Quem lê tanta notícia?

Um jovem Caetano Veloso, em foto em preto e branco, canta em um microfone com os braços abertos. Ele veste camiseta branca e um terno quadriculado claro.

O ano era 1967 e Caetano Veloso, em “Alegria, alegria”, perguntava: quem lê tanta notícia? Eu, quase meio século depois, com frequência me pego fazendo o mesmo questionamento. Quem lê tanta notícia? Quem consome tanto conteúdo?

Não que o final dos anos 1960 tenha sido tranquilo. No Brasil, a ditadura militar ainda escalava (o AI-5 seria editado em 1968); lá fora, a Guerra Fria fervia. Hoje o problema talvez seja pior não porque há mais coisas noticiáveis (embora haja), mas porque há mais meios de fazê-lo. Meios ininterruptos, pervasivos, por vezes inescapáveis.

“O meio é a mensagem”, já dizia a máxima de McLuhan.

No século XX, era preciso um esforço ativo para informar-se: ligar a TV ou o rádio ou, como na canção de Caetano, ir a uma banca de revista.

Hoje, o esforço é no sentido contrário. O noticiário é onipresente, até nos mais insuspeitos como aplicativos de mensagens e redes sociais (supostamente) de fotos, como é (ou era) o Instagram.

O relatório de notícias digitais anual do Instituto Reuters, edição 2022, dá um bom panorama de como nos afogamos em notícias: 83% dos brasileiros se informam por meios digitais e quando o recorte se limita às redes sociais, somos 64%. O celular é rei, sendo usado por 75% dos respondentes como meio de contato com o noticiário.

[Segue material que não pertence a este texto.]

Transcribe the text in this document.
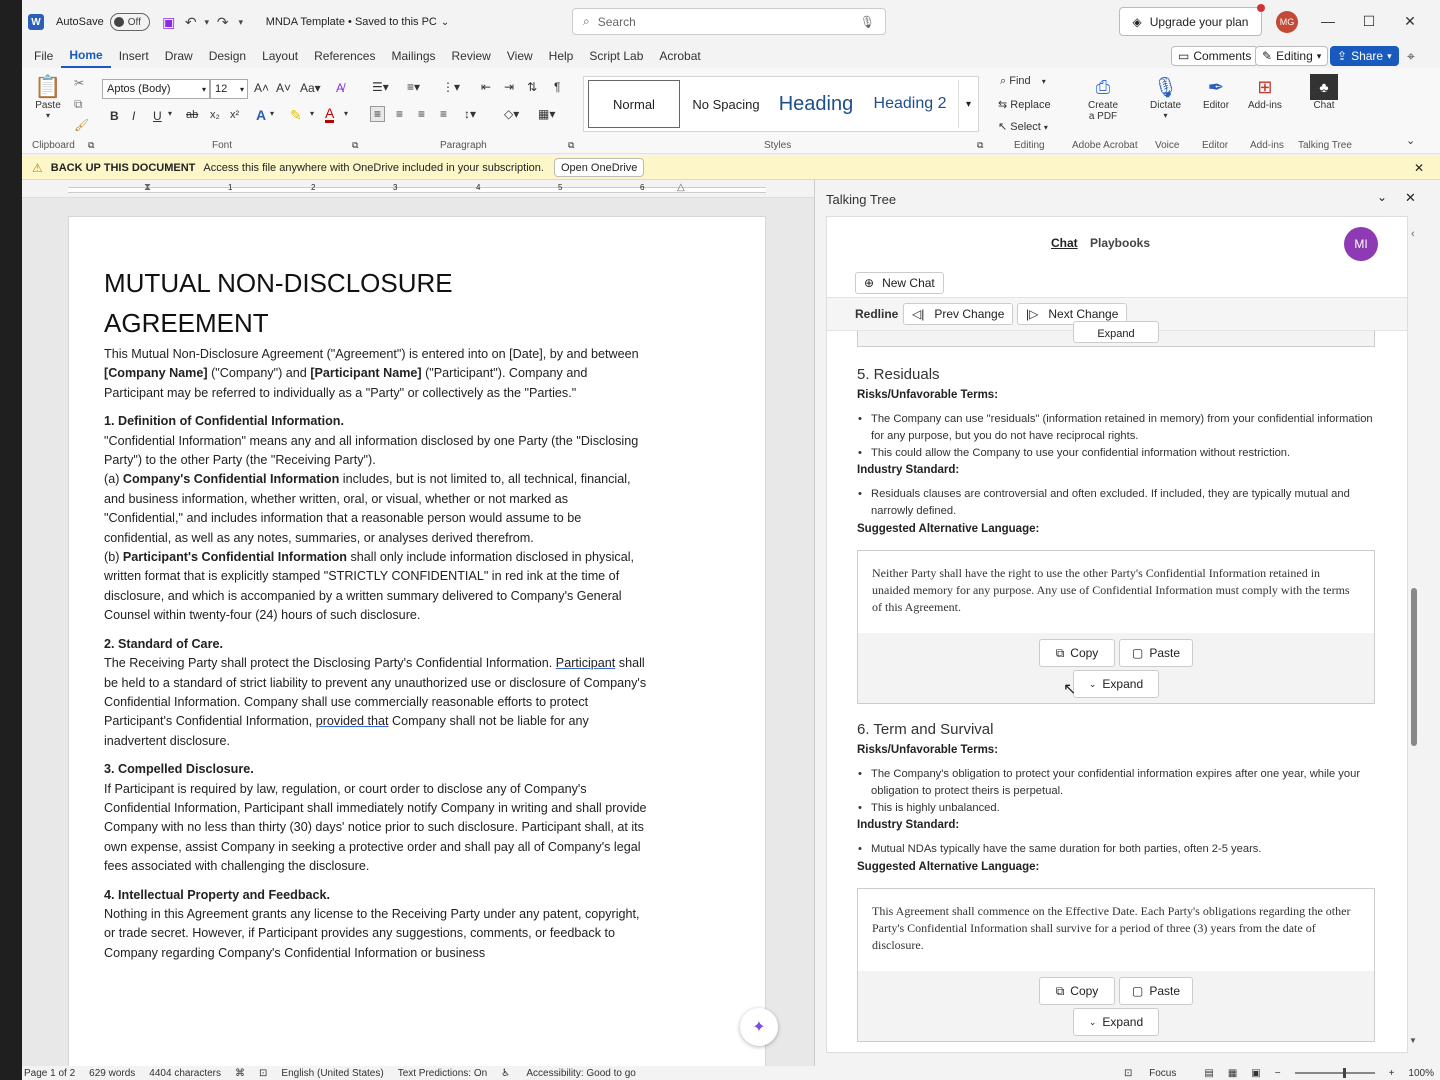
W AutoSave Off	▣ ↶ ▾ ↷	▾	MNDA Template • Saved to this PC ⌄	⌕ Search	🎙	◈ Upgrade your plan	MG	—	☐	✕
File	Home	Insert	Draw	Design	Layout	References	Mailings	Review	View	Help	Script Lab	Acrobat	▭ Comments ✎ Editing ▾ ⇪ Share ▾	⌖
📋
Paste
▾
✂
⧉
🖌
Clipboard ⧉
Aptos (Body)	▾ 12 ▾ A˄ A˅ Aa▾ A̸
B I U ▾ ab x₂ x² A ▾ ✎ ▾ A ▾
Font	⧉
☰▾ ≡▾ ⋮▾ ⇤ ⇥ ⇅ ¶
≡	≡ ≡ ≡ ↕▾ ◇▾ ▦▾
Paragraph	⧉
Normal	No Spacing Heading	Heading 2	▾
Styles	⧉
⌕ Find ▾
⇆ Replace
↖ Select ▾
Editing
⎙
Create
a PDF
Adobe Acrobat
🎙
Dictate
▾
Voice
✒
Editor
Editor
⊞
Add-ins
Add-ins
♣
Chat
Talking Tree	⌄
⚠ BACK UP THIS DOCUMENT Access this file anywhere with OneDrive included in your subscription.	Open OneDrive	✕
1	2	3	4	5	6
⧗	△
MUTUAL NON-DISCLOSURE
AGREEMENT

This Mutual Non-Disclosure Agreement ("Agreement") is entered into on [Date], by and between [Company Name] ("Company") and [Participant Name] ("Participant"). Company and Participant may be referred to individually as a "Party" or collectively as the "Parties."

1. Definition of Confidential Information.
"Confidential Information" means any and all information disclosed by one Party (the "Disclosing Party") to the other Party (the "Receiving Party").
(a) Company's Confidential Information includes, but is not limited to, all technical, financial, and business information, whether written, oral, or visual, whether or not marked as "Confidential," and includes information that a reasonable person would assume to be confidential, as well as any notes, summaries, or analyses derived therefrom.

(b) Participant's Confidential Information shall only include information disclosed in physical, written format that is explicitly stamped "STRICTLY CONFIDENTIAL" in red ink at the time of disclosure, and which is accompanied by a written summary delivered to Company's General Counsel within twenty-four (24) hours of such disclosure.

2. Standard of Care.

The Receiving Party shall protect the Disclosing Party's Confidential Information. Participant shall be held to a standard of strict liability to prevent any unauthorized use or disclosure of Company's Confidential Information. Company shall use commercially reasonable efforts to protect Participant's Confidential Information, provided that Company shall not be liable for any inadvertent disclosure.

3. Compelled Disclosure.

If Participant is required by law, regulation, or court order to disclose any of Company's Confidential Information, Participant shall immediately notify Company in writing and shall provide Company with no less than thirty (30) days' notice prior to such disclosure. Participant shall, at its own expense, assist Company in seeking a protective order and shall pay all of Company's legal fees associated with challenging the disclosure.

4. Intellectual Property and Feedback.
Nothing in this Agreement grants any license to the Receiving Party under any patent, copyright, or trade secret. However, if Participant provides any suggestions, comments, or feedback to Company regarding Company's Confidential Information or business
✦
Talking Tree	⌄ ✕
‹
Chat Playbooks	MI
⊕ New Chat
Redline ◁| Prev Change |▷ Next Change
Expand
5. Residuals
Risks/Unfavorable Terms:
• The Company can use "residuals" (information retained in memory) from your confidential information for any purpose, but you do not have reciprocal rights.
• This could allow the Company to use your confidential information without restriction.
Industry Standard:
• Residuals clauses are controversial and often excluded. If included, they are typically mutual and narrowly defined.
Suggested Alternative Language:
Neither Party shall have the right to use the other Party's Confidential Information retained in unaided memory for any purpose. Any use of Confidential Information must comply with the terms of this Agreement.
⧉ Copy	▢ Paste
⌄ Expand
↖
6. Term and Survival
Risks/Unfavorable Terms:
• The Company's obligation to protect your confidential information expires after one year, while your obligation to protect theirs is perpetual.
• This is highly unbalanced.
Industry Standard:
• Mutual NDAs typically have the same duration for both parties, often 2-5 years.
Suggested Alternative Language:
This Agreement shall commence on the Effective Date. Each Party's obligations regarding the other Party's Confidential Information shall survive for a period of three (3) years from the date of disclosure.
⧉ Copy	▢ Paste
⌄ Expand
▼
Page 1 of 2 629 words 4404 characters ⌘ ⊡ English (United States) Text Predictions: On ♿ Accessibility: Good to go	⊡ Focus	▤ ▦ ▣ −	+ 100%
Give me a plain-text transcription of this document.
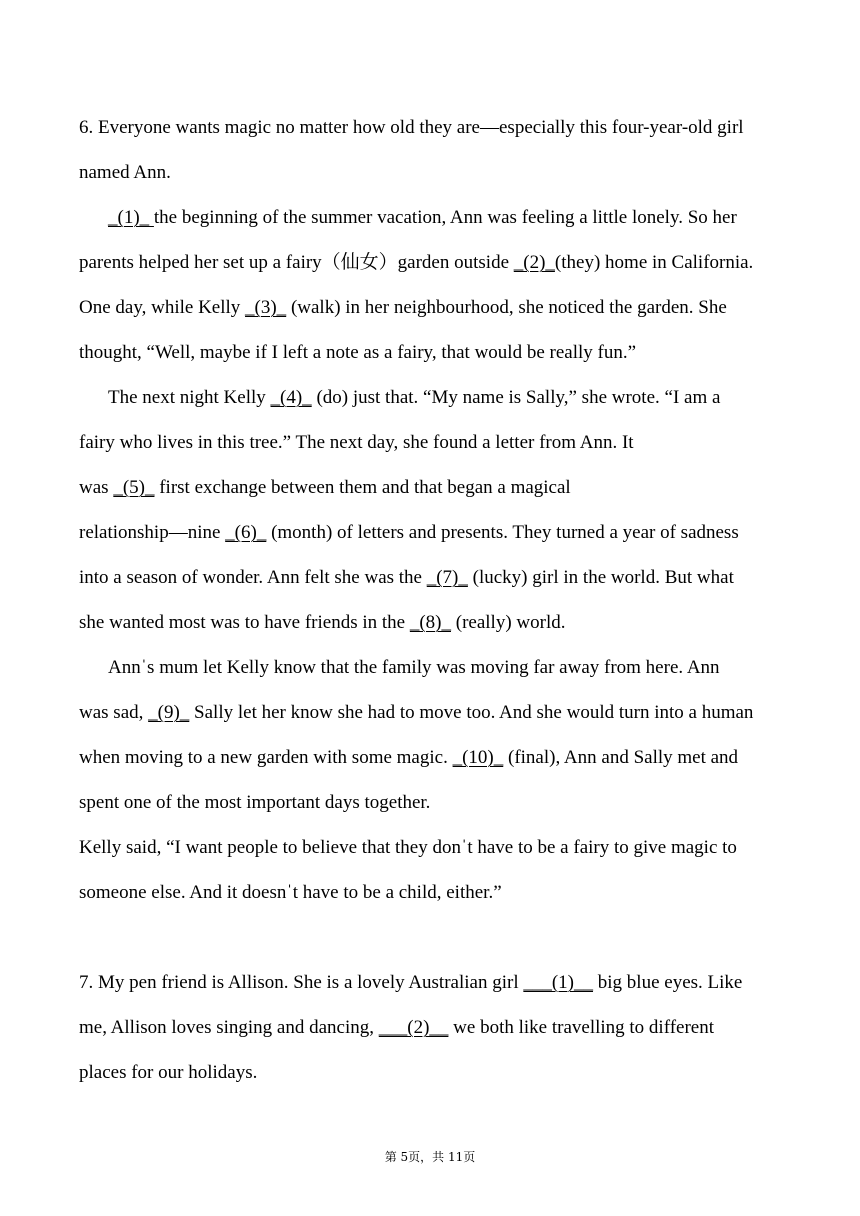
6. Everyone wants magic no matter how old they are—especially this four-year-old girl
named Ann.
_(1)_ the beginning of the summer vacation, Ann was feeling a little lonely. So her
parents helped her set up a fairy（仙女）garden outside _(2)_(they) home in California.
One day, while Kelly _(3)_ (walk) in her neighbourhood, she noticed the garden. She
thought, “Well, maybe if I left a note as a fairy, that would be really fun.”
The next night Kelly _(4)_ (do) just that. “My name is Sally,” she wrote. “I am a
fairy who lives in this tree.” The next day, she found a letter from Ann. It
was _(5)_ first exchange between them and that began a magical
relationship—nine _(6)_ (month) of letters and presents. They turned a year of sadness
into a season of wonder. Ann felt she was the _(7)_ (lucky) girl in the world. But what
she wanted most was to have friends in the _(8)_ (really) world.
Annˈs mum let Kelly know that the family was moving far away from here. Ann
was sad, _(9)_ Sally let her know she had to move too. And she would turn into a human
when moving to a new garden with some magic. _(10)_ (final), Ann and Sally met and
spent one of the most important days together.
Kelly said, “I want people to believe that they donˈt have to be a fairy to give magic to
someone else. And it doesnˈt have to be a child, either.”
7. My pen friend is Allison. She is a lovely Australian girl ___(1)__ big blue eyes. Like
me, Allison loves singing and dancing, ___(2)__ we both like travelling to different
places for our holidays.
第 5页，共 11页
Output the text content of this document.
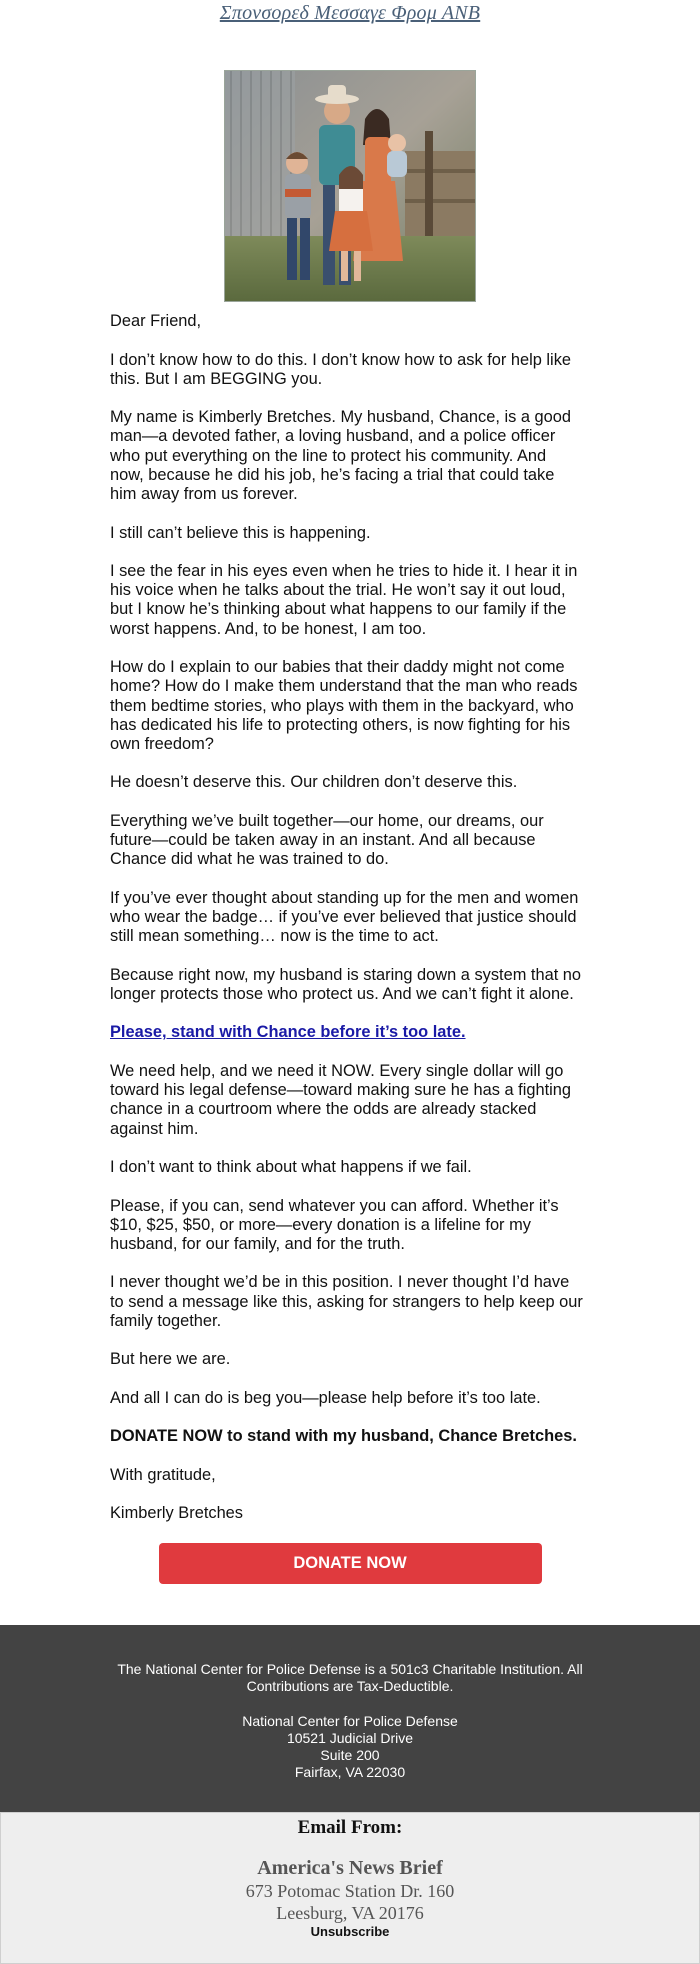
Σπονσορεδ Μεσσαγε Φρομ ΑΝΒ

Dear Friend,

I don’t know how to do this. I don’t know how to ask for help like this. But I am BEGGING you.

My name is Kimberly Bretches. My husband, Chance, is a good man—a devoted father, a loving husband, and a police officer who put everything on the line to protect his community. And now, because he did his job, he’s facing a trial that could take him away from us forever.

I still can’t believe this is happening.

I see the fear in his eyes even when he tries to hide it. I hear it in his voice when he talks about the trial. He won’t say it out loud, but I know he’s thinking about what happens to our family if the worst happens. And, to be honest, I am too.

How do I explain to our babies that their daddy might not come home? How do I make them understand that the man who reads them bedtime stories, who plays with them in the backyard, who has dedicated his life to protecting others, is now fighting for his own freedom?

He doesn’t deserve this. Our children don’t deserve this.

Everything we’ve built together—our home, our dreams, our future—could be taken away in an instant. And all because Chance did what he was trained to do.

If you’ve ever thought about standing up for the men and women who wear the badge… if you’ve ever believed that justice should still mean something… now is the time to act.

Because right now, my husband is staring down a system that no longer protects those who protect us. And we can’t fight it alone.

Please, stand with Chance before it’s too late.

We need help, and we need it NOW. Every single dollar will go toward his legal defense—toward making sure he has a fighting chance in a courtroom where the odds are already stacked against him.

I don’t want to think about what happens if we fail.

Please, if you can, send whatever you can afford. Whether it’s $10, $25, $50, or more—every donation is a lifeline for my husband, for our family, and for the truth.

I never thought we’d be in this position. I never thought I’d have to send a message like this, asking for strangers to help keep our family together.

But here we are.

And all I can do is beg you—please help before it’s too late.

DONATE NOW to stand with my husband, Chance Bretches.

With gratitude,

Kimberly Bretches

DONATE NOW
The National Center for Police Defense is a 501c3 Charitable Institution. All Contributions are Tax-Deductible.
National Center for Police Defense
10521 Judicial Drive
Suite 200
Fairfax, VA 22030
Email From:
America's News Brief
673 Potomac Station Dr. 160
Leesburg, VA 20176
Unsubscribe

A mesma pesquisa notou um aumento expressivo no grupo de brasileiros que evitam notícias: 54% vez ou outra faz um esforço para não se informar. Em 2019, esse percentual era de 34%. Rodrigo Carro, jornalista de economia que apresenta os dados brasileiros no site do Instituto Reuters, atribui à “fadiga de más notícias” o aumento da ojeriza, citando especificamente a extensa cobertura da covid-19 em 2021.

Não há dieta de informação capaz de neutralizar más notícias sistêmicas. De qualquer forma, alienar-se — ainda que fosse uma opção — é uma saída ruim. Boas decisões são precedidas de boas informações, o que, por sua vez, não é sinônimo de muitas informações.

Do meu lado, tenho sido mais seletivo com o que leio, ouço e assisto, ao ponto de considerar até o formato. Menos vídeo, mais texto. Menos redes sociais, mais notícias apuradas. Menos celeridade, mais acuidade. Menos, no geral. Quem lê tanta notícia?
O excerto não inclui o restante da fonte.